Source: A Line Not Worth Crossing by Jeff Bryan, Citrus County Chronicle; 1/16/22
No story is worth crossing the line to gain readers or increase web views by citing unnamed sources. It’s what differentiates us from those willing to be first and those eager to drive up website traffic [...] We’re not willing to compromise our principles for a few extra clicks on our website. We’ll leave that glory to the bloggers
This Sunday commentary from the Executive Editor of the Chronicle was a direct shot at Just Wright Citrus' post two weeks ago about Target potentially coming to Citrus. I get Jeff's frustration here. However, I disagree with him on one point.
His assertion is that increased website traffic was the primary motivator behind Mike Wright's decision to publish the post about Target from an unnamed sole source, undercutting true journalistic principles. While Mike had a cringe moment bragging about the increased size of his audience in the next post, I truly don't think this is the case.
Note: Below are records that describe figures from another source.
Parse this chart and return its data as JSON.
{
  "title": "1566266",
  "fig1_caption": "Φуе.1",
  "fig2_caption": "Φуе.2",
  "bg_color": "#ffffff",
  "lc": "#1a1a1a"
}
Mike's primary motivation, in my opinion, was far less about personal gain but equally (if not more) problematic. His standard for publication was asking the question, "is this story good for Citrus County?" Sounds great, right? The problem part is, according to whom.
Swap out "Target coming to Citrus" with "this politician I don't like running for office" and the lowered publication standard of "is this good for Citrus?" becomes one completely untethered from objective journalism and one instead trapped in a framework of personal bias.
My evidence for this is that Mike defended himself in a follow up post saying "this is pretty much how it works." Of course he thinks that! This lower publication standard has been the culture of the Chronicle for decades. Good journalism never played a role in the decision to publish because the story met the only criteria that mattered.
Fighting this culture was the entire reason I launched the Concurrent about a year ago. I'm happy Jeff wrote his piece, although I do think it's harsher than even my own criticism of the situation, but I do think he needs to recognize where this approach to reporting was learned.